Summary
The tenth OLake community meetup marked a milestone as the community moved into double digits. Hosted by Akshay Kumar Sharma and the OLake team, the call covered new source integrations (S3, MSSQL, DB2), MOR to COW architecture improvements for query engine compatibility, Kubernetes and job execution enhancements, contributor spotlights from the Social Winter of Code (SWOC) program, and upcoming community events. The session was an open discussion about where OLake is headed next and how to bring in more contributors.
Chapters & Topics
New Sources Added
OLake expanded its source ecosystem with production-ready integrations. S3 Source Integration allows reading data directly from S3-compatible storage (AWS S3, MinIO, LocalStack) in CSV, JSON, and Parquet formats, with IAM-based authentication and glob patterns for file discovery. MSSQL Source provides native support for Microsoft SQL Server, enabling teams to ingest data from existing MSSQL deployments into Apache Iceberg. DB2 Source offers enterprise-grade support for IBM DB2, enabling seamless ingestion into Iceberg-backed lakehouse architectures. Documentation has been added for all new sources so teams can plug them into existing architectures.

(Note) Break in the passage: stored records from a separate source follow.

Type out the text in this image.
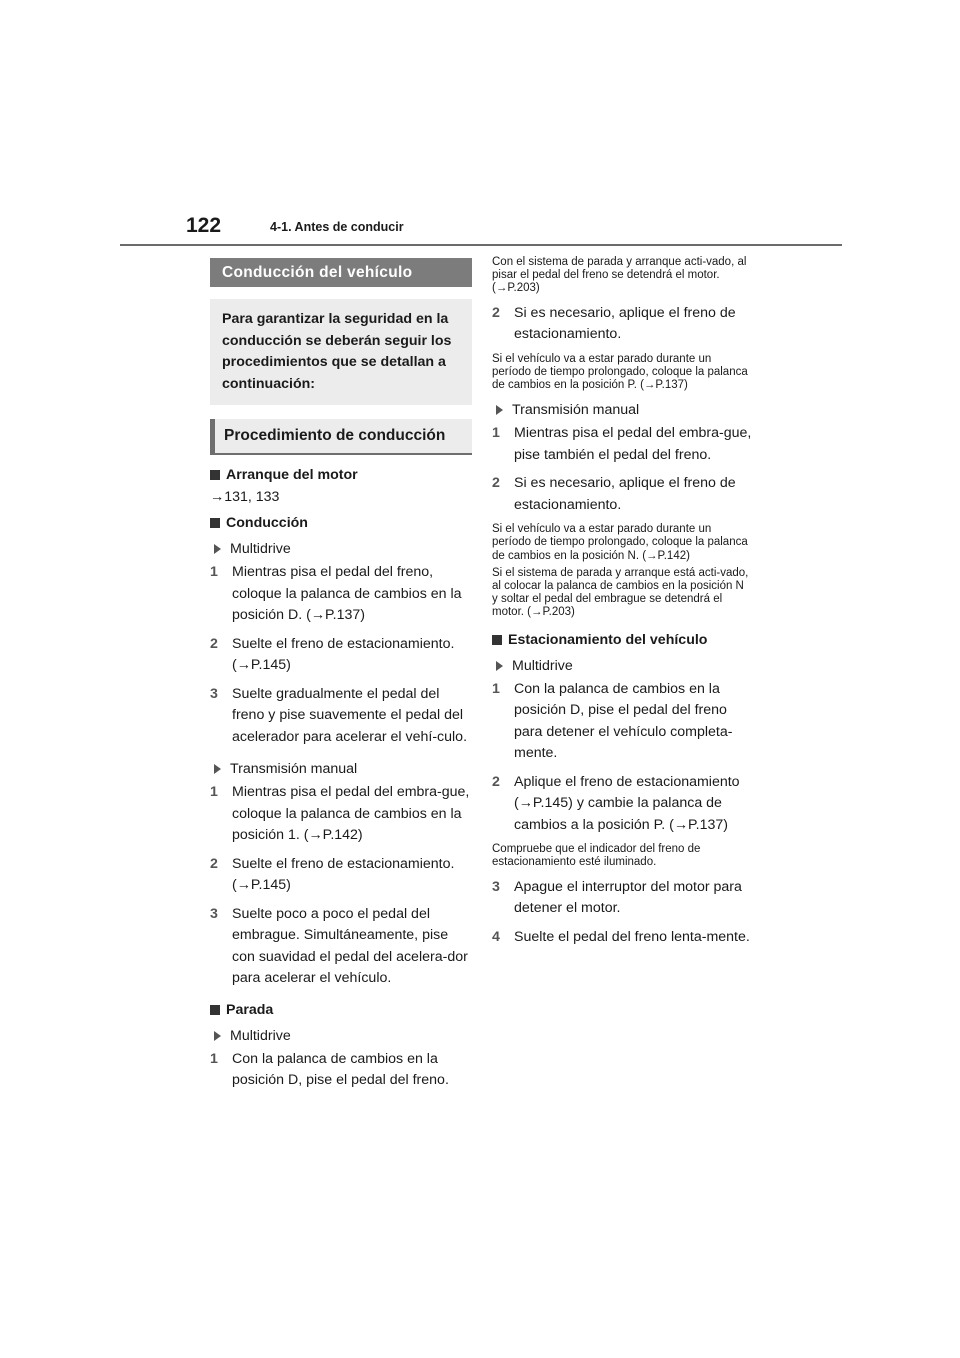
122	4-1. Antes de conducir
Conducción del vehículo
Para garantizar la seguridad en la conducción se deberán seguir los procedimientos que se detallan a continuación:
Procedimiento de conducción
Arranque del motor
→131, 133
Conducción
Multidrive
1 Mientras pisa el pedal del freno, coloque la palanca de cambios en la posición D. (→P.137)
2 Suelte el freno de estacionamiento. (→P.145)
3 Suelte gradualmente el pedal del freno y pise suavemente el pedal del acelerador para acelerar el vehí-culo.
Transmisión manual
1 Mientras pisa el pedal del embra-gue, coloque la palanca de cambios en la posición 1. (→P.142)
2 Suelte el freno de estacionamiento. (→P.145)
3 Suelte poco a poco el pedal del embrague. Simultáneamente, pise con suavidad el pedal del acelera-dor para acelerar el vehículo.
Parada
Multidrive
1 Con la palanca de cambios en la posición D, pise el pedal del freno.
Con el sistema de parada y arranque acti-vado, al pisar el pedal del freno se detendrá el motor. (→P.203)
2 Si es necesario, aplique el freno de estacionamiento.
Si el vehículo va a estar parado durante un período de tiempo prolongado, coloque la palanca de cambios en la posición P. (→P.137)
Transmisión manual
1 Mientras pisa el pedal del embra-gue, pise también el pedal del freno.
2 Si es necesario, aplique el freno de estacionamiento.
Si el vehículo va a estar parado durante un período de tiempo prolongado, coloque la palanca de cambios en la posición N. (→P.142)
Si el sistema de parada y arranque está acti-vado, al colocar la palanca de cambios en la posición N y soltar el pedal del embrague se detendrá el motor. (→P.203)
Estacionamiento del vehículo
Multidrive
1 Con la palanca de cambios en la posición D, pise el pedal del freno para detener el vehículo completa-mente.
2 Aplique el freno de estacionamiento (→P.145) y cambie la palanca de cambios a la posición P. (→P.137)
Compruebe que el indicador del freno de estacionamiento esté iluminado.
3 Apague el interruptor del motor para detener el motor.
4 Suelte el pedal del freno lenta-mente.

S3 Connector Architecture Deep Dive by Ankit Singhal — Contributor at OLake
Ankit Singhal, Contributor at OLake, presented a deep dive into the S3 connector architecture, covering how the connector reads data from S3-compatible storage, supports multiple formats (CSV, JSON, Parquet), and integrates with AWS S3, MinIO, and LocalStack. The session explored the design, file discovery with glob patterns, and IAM-based authentication for production use.
MOR → COW Architecture Improvements
Olake ingests CDC data using Merge-on-Read (MOR) with equality deletes. Many query engines (Databricks, Snowflake) do not fully support equality deletes, which can lead to incorrect query results. To address this, Olake introduced a MOR to COW compaction script that periodically converts MOR tables into Copy-on-Write (COW), produces clean query-ready Iceberg tables, uses WAP (Write-Audit-Publish) for atomic checkpointing, supports idempotent re-runs and automatic failure recovery, and ensures correctness without sacrificing ingestion performance.
Kubernetes & Job Execution Enhancements
Major improvements to job execution and scheduling were introduced: transition from Job Mapping to Job Profiles, zero-based mapping support, and full Kubernetes scheduling control using NodeSelector, Tolerations, and Affinity. The changes maintain backward compatibility with existing job mappings and provide better scalability, flexibility, and control in Kubernetes-based deployments.
Community Highlights
The call focused on the people behind Olake: contributor spotlights and shoutouts, updates from the Social Winter of Code (SWOC) program, recognition of new contributors and their impact, and highlights from recent community blogs and company case studies.
Action Items
- Teams can adopt the new S3, MSSQL, and DB2 sources using the added documentation.
- Use the MOR to COW compaction script where query engines do not support equality deletes.
- Explore Job Profiles and Kubernetes scheduling options (NodeSelector, Tolerations, Affinity) for deployments.